Avoid Costly Mistakes on Your Retirement Accounts: Required Minimum DistributionsSubmitted by Miller Financial Group | Red Oak Iowa Financial Advisor on March 24th, 2020
Avoid Required Minimum Distribution Mistakes
With everything happening in our world right now it could be easy to overlook certain things. But, if you are like many hardworking Americans who are approaching retirement or already retired, you may have a traditional IRA, SIMPLE IRA, SEP IRA, traditional 401k plan, 403b, or other type of tax-qualified deferred savings plan. I know these accounts may have taken a hit recently, but remember, that at a specific age you must still start taking Required Minimum Distributions(RMDs). After passing of the SECURE ACT in 2019, minimum distributions are now required to start when you reach age 72 and must continue on an annual basis as long as the tax-deferred account beneficiary is alive and/or there is money in the account. Required Minimum Distributions rules must be followed to prevent the IRS from imposing potential fines and penalties on IRA owners.
How the Required Minimum Distribution Is Calculated
When calculating a Required Minimum Distribution for any given year, it is always wise to confirm on the Internal Revenue Service’s website that you are using the latest RMD calculation tables. If you are still in the workforce at age 72, you may be able to delay Required Minimum Distributions from your most current employer’s retirement plan until after you separate service. But if you have other traditional IRAs or old employer plans still setting with former employers, you will have to go ahead and take the RMDs for those accounts beginning at age 72, regardless if you are still working or not.

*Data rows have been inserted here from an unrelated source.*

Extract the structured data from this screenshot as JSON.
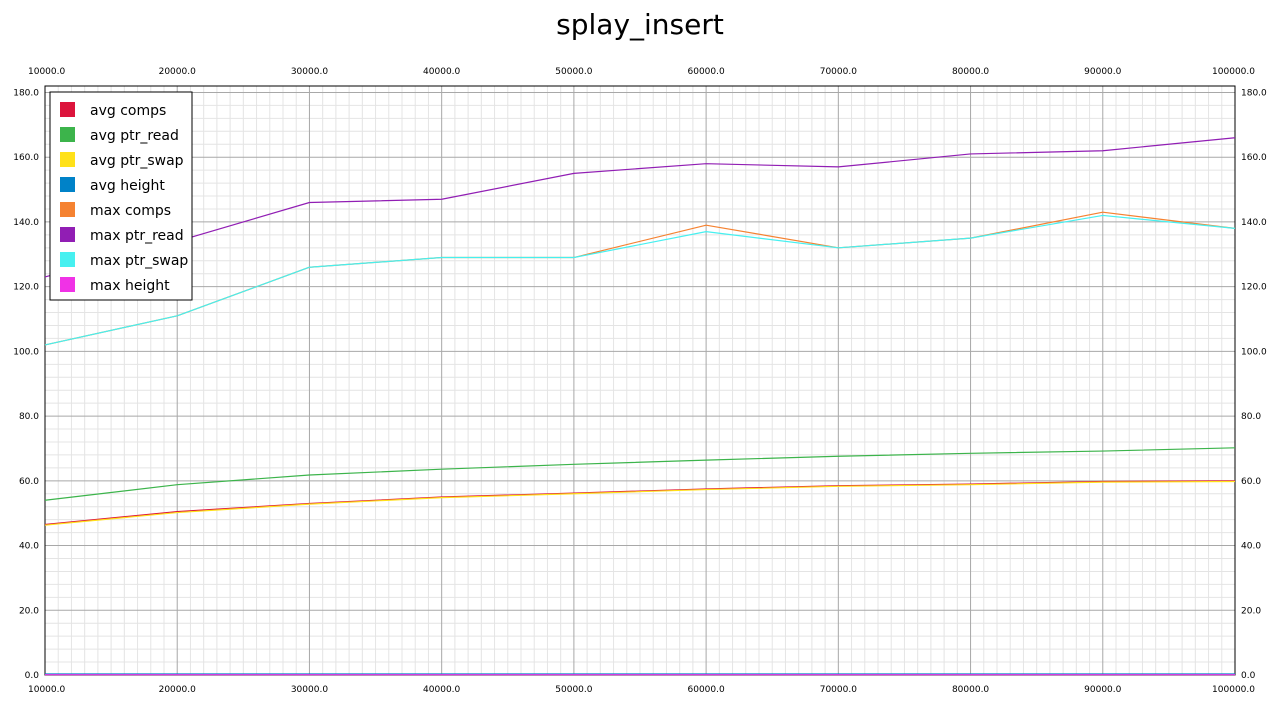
{
  "chart_data": {
    "type": "line",
    "title": "splay_insert",
    "xlabel": "",
    "ylabel": "",
    "x": [
      10000.0,
      20000.0,
      30000.0,
      40000.0,
      50000.0,
      60000.0,
      70000.0,
      80000.0,
      90000.0,
      100000.0
    ],
    "x_ticks": [
      "10000.0",
      "20000.0",
      "30000.0",
      "40000.0",
      "50000.0",
      "60000.0",
      "70000.0",
      "80000.0",
      "90000.0",
      "100000.0"
    ],
    "y_ticks": [
      "0.0",
      "20.0",
      "40.0",
      "60.0",
      "80.0",
      "100.0",
      "120.0",
      "140.0",
      "160.0",
      "180.0"
    ],
    "xlim": [
      10000,
      100000
    ],
    "ylim": [
      0,
      182
    ],
    "grid": true,
    "legend_position": "top-left",
    "series": [
      {
        "name": "avg comps",
        "color": "#dc143c",
        "values": [
          46.5,
          50.5,
          53.0,
          55.0,
          56.2,
          57.5,
          58.5,
          59.0,
          59.8,
          60.0
        ]
      },
      {
        "name": "avg ptr_read",
        "color": "#3cb44b",
        "values": [
          54.0,
          58.8,
          61.8,
          63.6,
          65.1,
          66.4,
          67.6,
          68.5,
          69.2,
          70.2
        ]
      },
      {
        "name": "avg ptr_swap",
        "color": "#ffe119",
        "values": [
          46.3,
          50.2,
          52.8,
          54.8,
          56.0,
          57.3,
          58.3,
          58.8,
          59.6,
          59.8
        ]
      },
      {
        "name": "avg height",
        "color": "#0082c8",
        "values": [
          0.3,
          0.3,
          0.3,
          0.3,
          0.3,
          0.3,
          0.3,
          0.3,
          0.3,
          0.3
        ]
      },
      {
        "name": "max comps",
        "color": "#f58231",
        "values": [
          102,
          111,
          126,
          129,
          129,
          139,
          132,
          135,
          143,
          138
        ]
      },
      {
        "name": "max ptr_read",
        "color": "#911eb4",
        "values": [
          123,
          134,
          146,
          147,
          155,
          158,
          157,
          161,
          162,
          166
        ]
      },
      {
        "name": "max ptr_swap",
        "color": "#46f0f0",
        "values": [
          102,
          111,
          126,
          129,
          129,
          137,
          132,
          135,
          142,
          138
        ]
      },
      {
        "name": "max height",
        "color": "#f032e6",
        "values": [
          0.1,
          0.1,
          0.1,
          0.1,
          0.1,
          0.1,
          0.1,
          0.1,
          0.1,
          0.1
        ]
      }
    ]
  }
}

If you have a Roth IRA or ROTH 401k, a withdrawal is not required until the owner of the IRA dies.
Mistakes to Be Avoided When Taking RMDs
There are several mistakes that individuals with tax-deferred retirement accounts should avoid because they may potentially lead to expensive penalties and fines from the IRS. One common mistake made is not remembering that their RMD withdrawal is due! Some retirees that need to take RMD’s also make the mistake of not having a plan in place for the required withdrawals over the long term. This may lead to accidentally withdrawing the wrong amount, or none at all. We suggest that they work with an investment advisor to set these RMD calculations and withdrawals up to happen automatically each year. Remember, the responsibility of making sure the correct RMD is taken each year falls squarely on the shoulders of the account owner. Not the investment company, not their former employer, their advisor, or the IRS. Investment companies and investment firms often offer to assist their clients with their RMDs, but they have no responsibility to do so. If this service is offered, it is purely as a courtesy to the IRA or retirement account beneficiary.

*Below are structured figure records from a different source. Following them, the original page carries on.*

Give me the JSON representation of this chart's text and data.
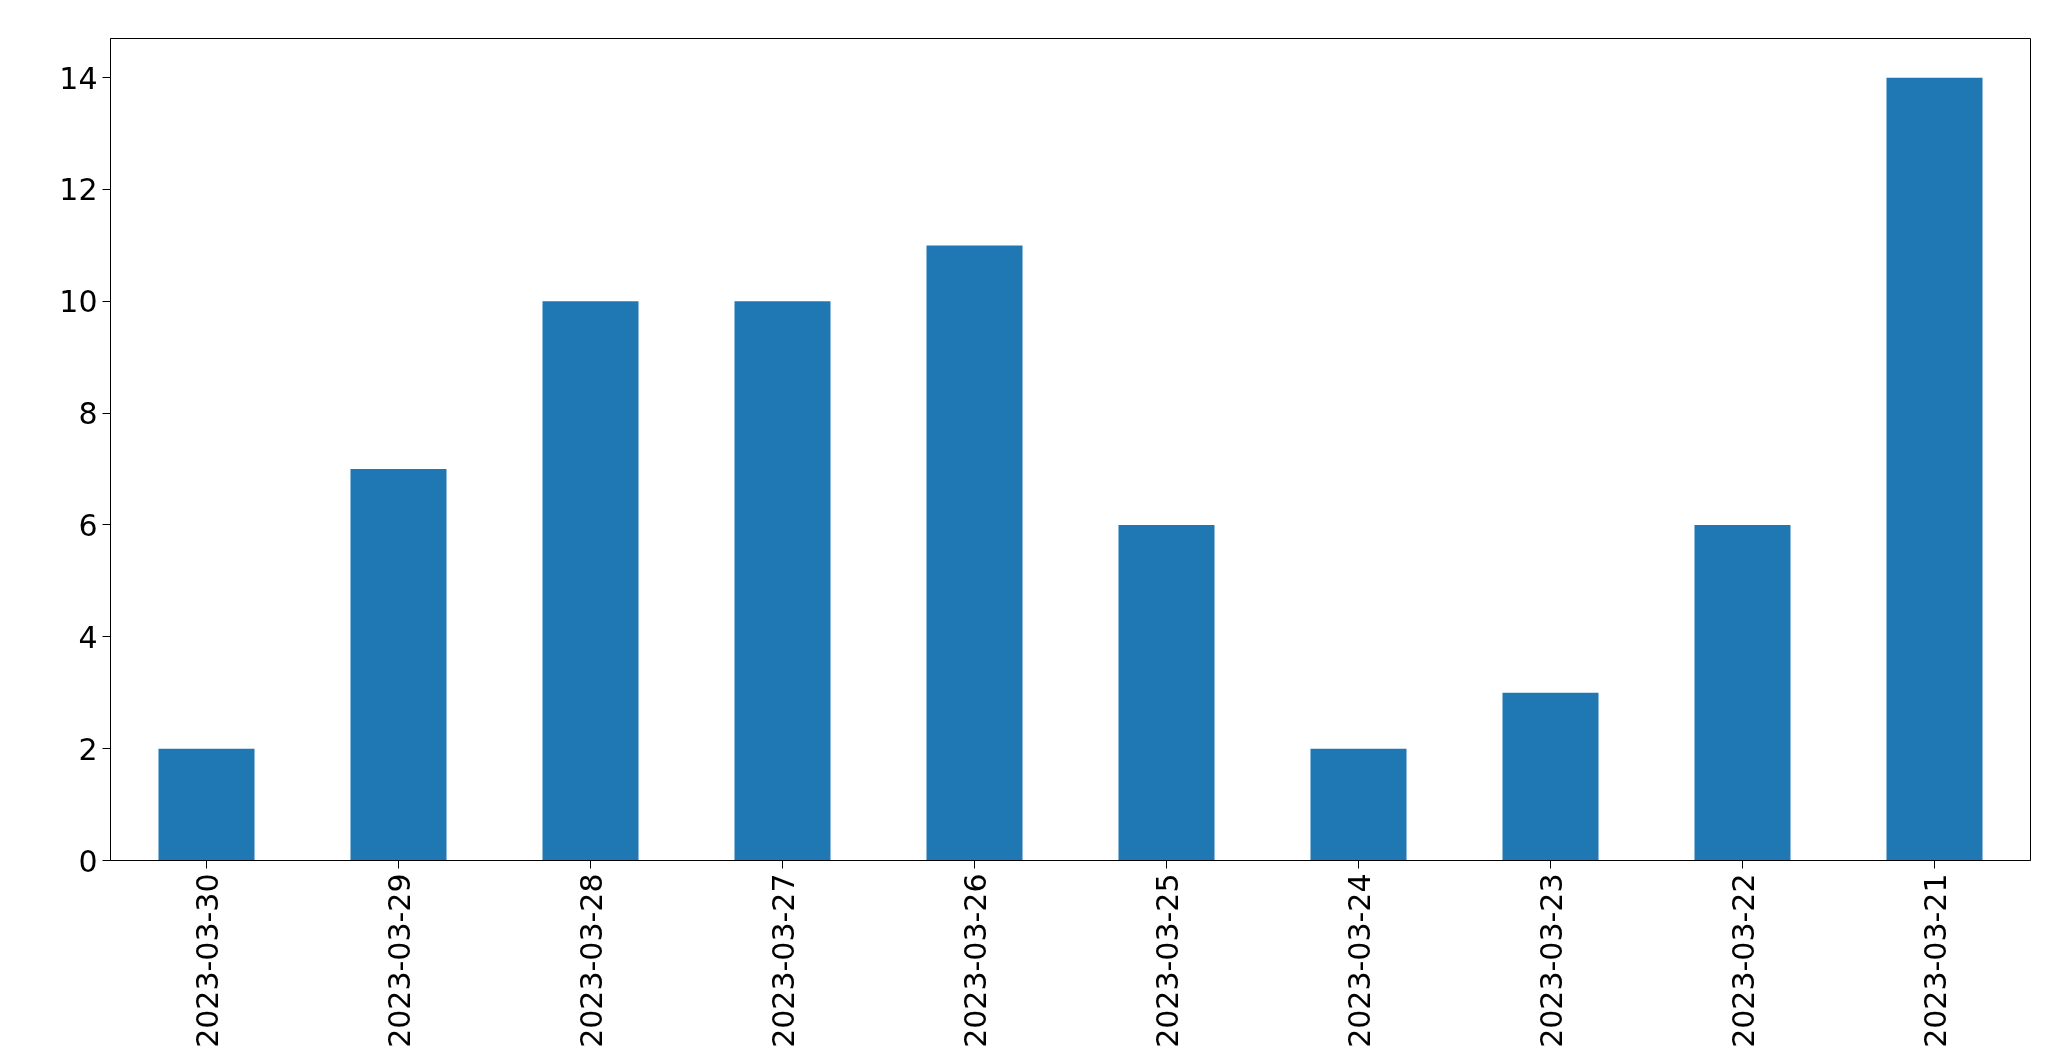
{
  "chart_data": {
    "type": "bar",
    "categories": [
      "2023-03-30",
      "2023-03-29",
      "2023-03-28",
      "2023-03-27",
      "2023-03-26",
      "2023-03-25",
      "2023-03-24",
      "2023-03-23",
      "2023-03-22",
      "2023-03-21"
    ],
    "values": [
      2,
      7,
      10,
      10,
      11,
      6,
      2,
      3,
      6,
      14
    ],
    "color": "#1f77b4",
    "ylim": [
      0,
      14.7
    ],
    "yticks": [
      0,
      2,
      4,
      6,
      8,
      10,
      12,
      14
    ],
    "grid": false
  }
}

The Consequences of Making Mistakes with RMDs
There can potentially be consequences when mistakes are made in regard to RMD’s. For example, if you forget to take a RMD, or take the incorrect(too small of an) amount, the fine is 50 percent of the amount that should have been withdrawn, plus the income tax that would be due on the amount not taken. In many instances these are the type of mistakes that may be able to be avoided by working with someone who understands RMDs and how they fit into one’s financial plan. A qualified financial professional should be able to assist you in calculating the correct amount(s) to withdrawal so as to avoid potential penalties. It is also important to note that RMD amounts, in some instances may be aggregated for withdrawal purposes out of specific types of accounts. Therefore, working with someone who understands how these types of strategies may be beneficial to your overall financial planning may be key to long-term retirement success.
There is a lot to think about when it comes to planning for retirement. We are here to help serve as a steward for you and your family’s resources. We believe that having a financial plan is now more important than ever.
*Material presented is not intended as tax advice. For specific tax advice, please contact your own qualified tax professional.